Corri há pouco tempo o risco de ser considerado um herege por ter distinguido o restaurante “Filhos de Moura”, em Amarante, como uma das boas casas para comer leitão em Portugal. Como é fora do terroir bairradino há sempre o risco de um clamor purista, mas enfim, é um risco que não me importo de correr, sobretudo quando a comida é boa.
Continuo a demanda do leitão a norte com a referência a este Nelson dos Leitões, casa estabelecida no Mercado do Bolhão, no Porto. Não é uma casa nova, já vai na terceira geração e, desde os anos 90, já é a terceira localização dentro do mercado.
A contento de todos, posso revelar que no caso do Nelson dos Leitões, o leitão é assado na Bairrada e vem para o Porto logo depois de assar. Aliás, a casa é um fiel representante da tradição bairradina, desde a origem do leitão ao pão, dos acompanhamentos ao molho e até ao vinho que recomenda para acompanhar.

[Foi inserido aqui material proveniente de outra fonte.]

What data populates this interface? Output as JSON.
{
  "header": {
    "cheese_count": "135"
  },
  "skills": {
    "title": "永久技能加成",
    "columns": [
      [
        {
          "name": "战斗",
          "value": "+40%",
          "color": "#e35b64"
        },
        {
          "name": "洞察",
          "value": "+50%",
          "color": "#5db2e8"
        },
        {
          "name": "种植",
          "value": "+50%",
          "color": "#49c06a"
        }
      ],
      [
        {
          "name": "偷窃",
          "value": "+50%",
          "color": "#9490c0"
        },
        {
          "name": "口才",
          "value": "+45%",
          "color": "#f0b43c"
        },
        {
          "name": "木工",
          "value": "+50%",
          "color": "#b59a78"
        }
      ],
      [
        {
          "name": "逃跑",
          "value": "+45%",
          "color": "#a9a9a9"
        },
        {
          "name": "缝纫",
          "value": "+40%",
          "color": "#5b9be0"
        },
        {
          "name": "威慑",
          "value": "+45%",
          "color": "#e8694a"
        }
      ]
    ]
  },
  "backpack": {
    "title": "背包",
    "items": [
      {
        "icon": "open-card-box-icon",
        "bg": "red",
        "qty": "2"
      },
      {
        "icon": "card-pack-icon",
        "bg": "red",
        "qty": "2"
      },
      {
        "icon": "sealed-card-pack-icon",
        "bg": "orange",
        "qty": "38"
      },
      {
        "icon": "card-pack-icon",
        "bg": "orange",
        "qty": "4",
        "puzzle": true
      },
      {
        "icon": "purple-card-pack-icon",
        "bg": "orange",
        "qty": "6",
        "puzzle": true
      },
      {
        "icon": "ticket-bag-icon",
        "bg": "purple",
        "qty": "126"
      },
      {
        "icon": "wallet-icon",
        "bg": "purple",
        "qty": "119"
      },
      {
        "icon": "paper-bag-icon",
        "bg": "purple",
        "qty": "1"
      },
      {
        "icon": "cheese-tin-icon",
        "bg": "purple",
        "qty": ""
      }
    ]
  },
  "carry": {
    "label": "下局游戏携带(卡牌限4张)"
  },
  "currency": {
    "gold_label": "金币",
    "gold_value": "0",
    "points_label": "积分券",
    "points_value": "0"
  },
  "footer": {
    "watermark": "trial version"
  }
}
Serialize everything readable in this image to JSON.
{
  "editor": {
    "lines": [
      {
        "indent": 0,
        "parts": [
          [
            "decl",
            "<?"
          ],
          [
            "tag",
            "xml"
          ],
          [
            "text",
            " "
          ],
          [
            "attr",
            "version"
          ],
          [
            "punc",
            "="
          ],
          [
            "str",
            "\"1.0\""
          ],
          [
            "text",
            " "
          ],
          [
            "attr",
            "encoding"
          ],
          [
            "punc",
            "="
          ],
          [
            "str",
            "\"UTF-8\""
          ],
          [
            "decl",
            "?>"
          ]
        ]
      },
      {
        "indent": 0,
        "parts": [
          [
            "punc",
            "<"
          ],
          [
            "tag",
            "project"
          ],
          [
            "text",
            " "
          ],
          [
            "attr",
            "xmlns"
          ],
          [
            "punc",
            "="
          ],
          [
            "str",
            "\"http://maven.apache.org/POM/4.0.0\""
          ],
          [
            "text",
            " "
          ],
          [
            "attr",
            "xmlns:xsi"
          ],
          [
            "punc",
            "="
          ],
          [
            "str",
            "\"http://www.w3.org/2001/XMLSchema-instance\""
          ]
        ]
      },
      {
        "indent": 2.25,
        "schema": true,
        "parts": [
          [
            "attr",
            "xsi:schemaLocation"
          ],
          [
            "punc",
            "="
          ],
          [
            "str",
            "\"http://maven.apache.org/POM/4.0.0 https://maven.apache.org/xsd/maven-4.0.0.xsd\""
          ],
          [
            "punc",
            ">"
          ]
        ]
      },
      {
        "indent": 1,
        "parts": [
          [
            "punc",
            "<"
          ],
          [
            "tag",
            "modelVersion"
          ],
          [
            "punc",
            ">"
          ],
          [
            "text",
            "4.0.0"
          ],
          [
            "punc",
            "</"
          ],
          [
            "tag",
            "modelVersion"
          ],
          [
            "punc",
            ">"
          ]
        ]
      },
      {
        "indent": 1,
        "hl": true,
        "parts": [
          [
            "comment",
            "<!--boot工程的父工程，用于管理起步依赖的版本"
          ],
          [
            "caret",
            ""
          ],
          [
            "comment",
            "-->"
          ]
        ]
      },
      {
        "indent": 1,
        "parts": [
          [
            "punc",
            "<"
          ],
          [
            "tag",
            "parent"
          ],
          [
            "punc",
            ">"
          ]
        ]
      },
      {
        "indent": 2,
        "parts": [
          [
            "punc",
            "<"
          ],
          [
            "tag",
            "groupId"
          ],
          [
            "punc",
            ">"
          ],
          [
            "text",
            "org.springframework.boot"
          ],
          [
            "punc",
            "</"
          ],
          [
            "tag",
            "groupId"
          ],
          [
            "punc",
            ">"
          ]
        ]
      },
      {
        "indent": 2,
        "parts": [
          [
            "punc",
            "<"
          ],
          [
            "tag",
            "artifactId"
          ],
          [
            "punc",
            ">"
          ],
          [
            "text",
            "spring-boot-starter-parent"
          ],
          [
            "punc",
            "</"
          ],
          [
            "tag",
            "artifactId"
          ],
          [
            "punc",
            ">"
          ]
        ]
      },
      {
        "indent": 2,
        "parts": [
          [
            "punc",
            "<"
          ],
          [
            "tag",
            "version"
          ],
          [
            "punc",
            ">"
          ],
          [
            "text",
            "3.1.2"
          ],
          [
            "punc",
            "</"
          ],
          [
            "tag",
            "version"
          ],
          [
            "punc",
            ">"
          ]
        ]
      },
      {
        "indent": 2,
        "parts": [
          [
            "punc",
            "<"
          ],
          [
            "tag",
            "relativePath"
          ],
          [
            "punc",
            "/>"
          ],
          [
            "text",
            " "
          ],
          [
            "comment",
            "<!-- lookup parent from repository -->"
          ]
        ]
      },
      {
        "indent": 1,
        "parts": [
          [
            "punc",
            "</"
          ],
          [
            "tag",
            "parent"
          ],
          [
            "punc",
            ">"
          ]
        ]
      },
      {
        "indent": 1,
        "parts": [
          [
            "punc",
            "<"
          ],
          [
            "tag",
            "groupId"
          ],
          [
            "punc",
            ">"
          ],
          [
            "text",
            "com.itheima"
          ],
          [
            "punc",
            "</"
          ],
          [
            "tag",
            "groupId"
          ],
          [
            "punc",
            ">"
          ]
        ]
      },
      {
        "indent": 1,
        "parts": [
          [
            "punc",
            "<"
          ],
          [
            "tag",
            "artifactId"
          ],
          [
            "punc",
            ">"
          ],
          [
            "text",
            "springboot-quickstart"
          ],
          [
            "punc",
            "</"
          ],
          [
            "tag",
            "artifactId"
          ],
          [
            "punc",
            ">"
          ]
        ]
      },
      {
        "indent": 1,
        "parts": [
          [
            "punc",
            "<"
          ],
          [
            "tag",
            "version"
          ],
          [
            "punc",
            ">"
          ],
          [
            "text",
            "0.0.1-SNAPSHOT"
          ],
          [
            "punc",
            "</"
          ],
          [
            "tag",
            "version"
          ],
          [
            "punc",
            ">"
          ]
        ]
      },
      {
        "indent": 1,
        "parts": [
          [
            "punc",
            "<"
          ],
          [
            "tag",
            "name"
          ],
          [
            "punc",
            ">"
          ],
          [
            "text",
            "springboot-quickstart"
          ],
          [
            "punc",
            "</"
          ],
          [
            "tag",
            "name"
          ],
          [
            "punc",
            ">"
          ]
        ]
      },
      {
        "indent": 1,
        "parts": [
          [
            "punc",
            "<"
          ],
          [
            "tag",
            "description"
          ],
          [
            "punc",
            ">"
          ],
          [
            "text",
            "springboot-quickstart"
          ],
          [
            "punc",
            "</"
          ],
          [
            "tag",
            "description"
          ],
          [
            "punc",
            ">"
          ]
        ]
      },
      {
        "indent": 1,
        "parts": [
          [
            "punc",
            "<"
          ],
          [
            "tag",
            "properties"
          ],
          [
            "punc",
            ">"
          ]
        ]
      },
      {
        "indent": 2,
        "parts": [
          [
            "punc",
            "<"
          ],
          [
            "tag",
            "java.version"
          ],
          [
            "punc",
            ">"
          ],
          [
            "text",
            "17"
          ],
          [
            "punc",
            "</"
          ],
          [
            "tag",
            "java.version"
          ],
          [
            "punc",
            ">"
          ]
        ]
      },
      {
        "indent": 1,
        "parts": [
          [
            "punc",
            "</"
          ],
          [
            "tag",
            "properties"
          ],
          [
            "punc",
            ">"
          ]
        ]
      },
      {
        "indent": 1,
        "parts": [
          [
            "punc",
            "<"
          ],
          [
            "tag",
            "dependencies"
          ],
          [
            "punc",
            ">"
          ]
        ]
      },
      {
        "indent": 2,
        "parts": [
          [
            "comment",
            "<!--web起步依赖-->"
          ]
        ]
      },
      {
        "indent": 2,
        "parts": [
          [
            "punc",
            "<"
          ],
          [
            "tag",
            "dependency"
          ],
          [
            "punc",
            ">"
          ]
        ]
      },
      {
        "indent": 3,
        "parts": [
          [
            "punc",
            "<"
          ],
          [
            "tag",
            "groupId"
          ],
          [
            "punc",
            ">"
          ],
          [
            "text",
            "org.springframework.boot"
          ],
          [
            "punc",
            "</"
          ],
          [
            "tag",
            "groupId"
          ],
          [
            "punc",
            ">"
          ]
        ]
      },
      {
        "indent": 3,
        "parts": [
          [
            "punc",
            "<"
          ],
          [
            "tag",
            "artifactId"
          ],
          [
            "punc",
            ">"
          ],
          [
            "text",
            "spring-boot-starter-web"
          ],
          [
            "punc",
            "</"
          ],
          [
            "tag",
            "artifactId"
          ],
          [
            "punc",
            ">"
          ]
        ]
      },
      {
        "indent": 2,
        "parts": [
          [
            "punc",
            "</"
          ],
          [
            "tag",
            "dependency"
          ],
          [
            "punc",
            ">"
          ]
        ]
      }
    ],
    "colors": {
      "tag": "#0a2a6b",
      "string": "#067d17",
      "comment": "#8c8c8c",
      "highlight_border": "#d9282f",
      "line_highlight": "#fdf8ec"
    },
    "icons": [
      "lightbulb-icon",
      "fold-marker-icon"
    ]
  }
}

O leitão chega à mesa rodeado por rodelas de laranja, cortado em pequenas porções quadrangulares, bem ordenados na travessa. Aquilo que os especialistas procuram encontra-se logo: uma pele dourada crocante e fina, com pouca gordura antes de chegar à carne, húmida e tenra. As fibras da proteína desfazem-se ao corte do garfo, o que significa que a assadura não foi exagerada. Estamos a comer o primeiro pedaço e a olhar já para o segundo que aguarda na travessa.



A segunda nota de relevo vai para o molho, tantas vezes maltratado nas casas bairradinas por excesso de sal e picante e demasiada gordura. Este apresentou-se leve e líquido, salgado sem exageros e uma pimenta fresca e leve que realçou o sabor da pele e do leitão.
As batatas fritas às rodelas podiam ter chegado mais quentinhas, mas ainda assim estavam crocantes e secas, como devem ser para acompanhar o leitão. Já a salada mista teve o cuidado de vir pouco temperada para o vinagre não assustar.

Rematei tudo com um vinho espumoso regional, mas um tinto de baga ou um espumante de método tradicional teria ligado melhor com o bacorinho. Não devia haver surpresa por encontrar a Bairrada tão bem representada no Porto. Afinal, o Nelson já cá está há trinta anos e tantas vezes nos passa ao lado. Sou capaz de me recordar ir lá comer sandes em almoços apressados. Talvez agora sejam outros os olhos, ou o tempo contado com mais tranquilidade. Ou ainda um Bolhão mais arejado e mais tranquilo na área da restauração, a pedir mais tempo para usufruir da comida que lá se oferece.